Proxima AI

A sleek, responsive Retrieval-Augmented Generation (RAG) AI chat application built with Blazor Server. It enables users to upload `.pdf`, `.docx`, `.txt`, and `.md` documents securely, dynamically extracting vectors from the text to power a highly intelligent, context-aware AI assistant. Featuring a persistent multi-thread conversational tracking—all without demanding users log in or create an account.

What I Did

Key technical highlights and implementation details include:

  • Plug-and-Play Anonymous Sessions: I wanted casual users to have instant access to the application without authentication friction. I engineered secure HTTP-only middleware to transparently generate and attach a persistent UUID cookie to routing traffic. This effortlessly separated user environments securely, mapping visitors specifically to their targeted vector partitions and local conversation streams.
  • Retrieval-Augmented Generation (RAG) Pipeline: The core intelligence of the app relies on a rigorous RAG architecture. When a user uploads a document, the `DataIngestor` service parses paragraphs dynamically and creates mathematical vector embeddings using Microsoft's `IEmbeddingGenerator`. These embeddings are stored locally within an SQLite semantic vector database partitioned by the user's Session ID. When chatting, the backend intercepts the prompt, executes a cosine similarity search across the vectors, and injects the highest-relevance text chunks seamlessly into the LLM context window.
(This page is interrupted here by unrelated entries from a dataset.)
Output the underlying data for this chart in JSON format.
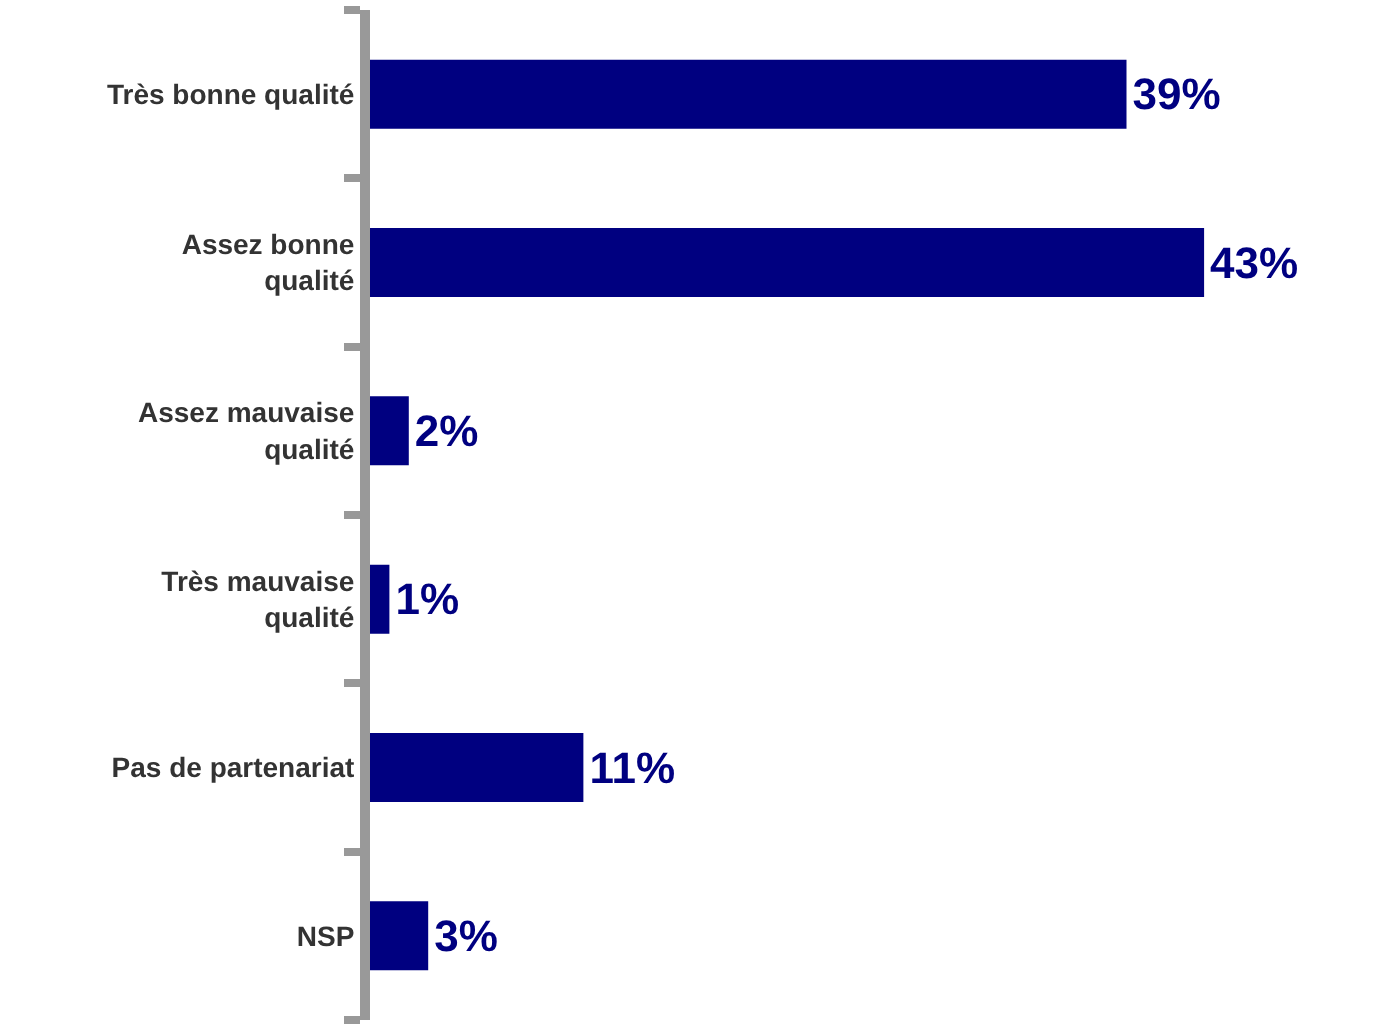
{
  "chart_data": {
    "type": "bar",
    "orientation": "horizontal",
    "categories": [
      "Très bonne qualité",
      "Assez bonne qualité",
      "Assez mauvaise qualité",
      "Très mauvaise qualité",
      "Pas de partenariat",
      "NSP"
    ],
    "values": [
      39,
      43,
      2,
      1,
      11,
      3
    ],
    "value_labels": [
      "39%",
      "43%",
      "2%",
      "1%",
      "11%",
      "3%"
    ],
    "color": "#000080",
    "tick_labels": "y",
    "legend": false
  }
}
Bounded by a strict custom `SystemPrompt`, the AI generates contextual, cited answers directly from those specific texts, effectively neutralizing hallucination risks.
  • Multi-Conversation Persistence:A raw SQLite database instance allowed me to cleanly serialize and deserialize chat interfaces on the fly. I constructed a scoped SQLite `ConversationRepository` to dynamically pull and update tracking histories chronologically the moment users input new textual context.
  • AI Auto-Titling Engine: Implemented an asynchronous background algorithm that intercepts the very first message of any empty thread. The logic triggers a lightweight, ephemeral OpenAI call explicitly instructed to bypass normal instructions and just summarize the text into a clean 3-5 word label for the sidebar, keeping session management remarkably clean.